Employees, businesses and society all benefit from r-e-a-s-o-n-a-b-l-e noncompete agreements. Just like a patent provides an incentive for research and innovation, a reasonable noncompete encourages employers to invest in employees. With the right noncompete agreement, employers will share their secrets with employees, they’ll spend time and money training employees and they’ll let employees develop relationships with valued customers. None of that is going to happen if employers believe they’re incubators for the next generation of competitors.
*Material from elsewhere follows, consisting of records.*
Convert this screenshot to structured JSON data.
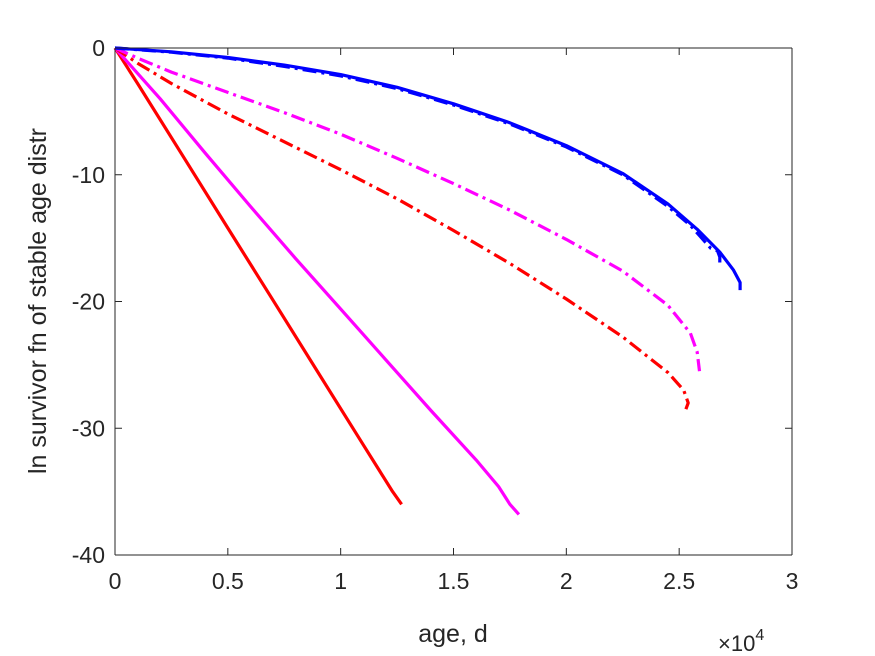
{
  "chart_data": {
    "type": "line",
    "title": "",
    "xlabel": "age, d",
    "ylabel": "ln survivor fn of stable age distr",
    "x_multiplier_label": "×10",
    "x_multiplier_exponent": "4",
    "xlim": [
      0,
      3
    ],
    "ylim": [
      -40,
      0
    ],
    "x_ticks": [
      0,
      0.5,
      1,
      1.5,
      2,
      2.5,
      3
    ],
    "x_tick_labels": [
      "0",
      "0.5",
      "1",
      "1.5",
      "2",
      "2.5",
      "3"
    ],
    "y_ticks": [
      0,
      -10,
      -20,
      -30,
      -40
    ],
    "y_tick_labels": [
      "0",
      "-10",
      "-20",
      "-30",
      "-40"
    ],
    "x_units_note": "x values in units of 10^4 days",
    "grid": false,
    "legend": "none",
    "series": [
      {
        "color": "#ff0000",
        "style": "solid",
        "points": [
          [
            0,
            0
          ],
          [
            0.1,
            -2.8
          ],
          [
            0.3,
            -8.5
          ],
          [
            0.5,
            -14.2
          ],
          [
            0.7,
            -19.9
          ],
          [
            0.9,
            -25.6
          ],
          [
            1.1,
            -31.3
          ],
          [
            1.23,
            -35.0
          ],
          [
            1.27,
            -36.0
          ]
        ]
      },
      {
        "color": "#ff00ff",
        "style": "solid",
        "points": [
          [
            0,
            0
          ],
          [
            0.2,
            -4.0
          ],
          [
            0.4,
            -8.3
          ],
          [
            0.6,
            -12.5
          ],
          [
            0.8,
            -16.6
          ],
          [
            1.0,
            -20.6
          ],
          [
            1.2,
            -24.6
          ],
          [
            1.4,
            -28.6
          ],
          [
            1.6,
            -32.5
          ],
          [
            1.7,
            -34.6
          ],
          [
            1.75,
            -36.0
          ],
          [
            1.79,
            -36.8
          ]
        ]
      },
      {
        "color": "#ff0000",
        "style": "dashdot",
        "points": [
          [
            0,
            0
          ],
          [
            0.1,
            -1.2
          ],
          [
            0.25,
            -2.8
          ],
          [
            0.5,
            -5.2
          ],
          [
            0.75,
            -7.4
          ],
          [
            1.0,
            -9.6
          ],
          [
            1.25,
            -11.9
          ],
          [
            1.5,
            -14.4
          ],
          [
            1.75,
            -17.0
          ],
          [
            2.0,
            -19.8
          ],
          [
            2.25,
            -22.8
          ],
          [
            2.45,
            -25.6
          ],
          [
            2.52,
            -27.0
          ],
          [
            2.54,
            -28.0
          ],
          [
            2.53,
            -28.5
          ]
        ]
      },
      {
        "color": "#ff00ff",
        "style": "dashdot",
        "points": [
          [
            0,
            0
          ],
          [
            0.1,
            -0.8
          ],
          [
            0.25,
            -1.9
          ],
          [
            0.5,
            -3.5
          ],
          [
            0.75,
            -5.1
          ],
          [
            1.0,
            -6.8
          ],
          [
            1.25,
            -8.7
          ],
          [
            1.5,
            -10.7
          ],
          [
            1.75,
            -12.8
          ],
          [
            2.0,
            -15.1
          ],
          [
            2.25,
            -17.6
          ],
          [
            2.45,
            -20.3
          ],
          [
            2.55,
            -22.5
          ],
          [
            2.58,
            -24.0
          ],
          [
            2.59,
            -25.5
          ]
        ]
      },
      {
        "color": "#0000ff",
        "style": "solid",
        "points": [
          [
            0,
            0
          ],
          [
            0.25,
            -0.3
          ],
          [
            0.5,
            -0.75
          ],
          [
            0.75,
            -1.35
          ],
          [
            1.0,
            -2.1
          ],
          [
            1.25,
            -3.1
          ],
          [
            1.5,
            -4.4
          ],
          [
            1.75,
            -5.9
          ],
          [
            2.0,
            -7.7
          ],
          [
            2.25,
            -9.9
          ],
          [
            2.45,
            -12.3
          ],
          [
            2.58,
            -14.3
          ],
          [
            2.68,
            -16.1
          ],
          [
            2.74,
            -17.5
          ],
          [
            2.77,
            -18.5
          ],
          [
            2.77,
            -19.1
          ]
        ]
      },
      {
        "color": "#0000ff",
        "style": "dashdot",
        "points": [
          [
            0,
            0
          ],
          [
            0.25,
            -0.33
          ],
          [
            0.5,
            -0.8
          ],
          [
            0.75,
            -1.45
          ],
          [
            1.0,
            -2.2
          ],
          [
            1.25,
            -3.2
          ],
          [
            1.5,
            -4.5
          ],
          [
            1.75,
            -6.0
          ],
          [
            2.0,
            -7.8
          ],
          [
            2.25,
            -10.0
          ],
          [
            2.45,
            -12.5
          ],
          [
            2.55,
            -14.0
          ],
          [
            2.6,
            -15.0
          ],
          [
            2.64,
            -15.8
          ],
          [
            2.67,
            -16.0
          ],
          [
            2.68,
            -16.5
          ],
          [
            2.68,
            -17.1
          ]
        ]
      }
    ]
  }
}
But because politicians do what they do, businesses need to effectively cope. Here’s how:
- Understand the rules: If you employ people in more than one state, you need to know the checkerboard of rules you face across the country. The differences are striking. Usually, you need to comply with the law where each employee works, regardless of where your business is headquartered.
- Don’t create a one-size-fits-all agreement: Impose noncompetes on employees only where appropriate. Then tailor them to fit the situation. Courts are much more likely to enforce an agreement that is truly needed to protect a company. Plus, a noncompete that is not overly burdensome is much more likely to be honored by the employee, rather than challenged in court.
- Hire somewhere else: You may have more freedom to protect your business elsewhere. Go and do business in a state with smarter laws. I call it “geo-legal arbitrage.”
- Earn the noncompete: Provide the training, development and customer contact that justifies the noncompete in the first place. It makes your noncompete more enforceable. And it’s the right thing to do.
Staying in business shouldn’t feel like eating bugs on a reality show. You already have enough challenges from the competition, the economy and your customers. But, lawmakers keep passing crazy new employment laws. Master the rules if you want to be a Survivor.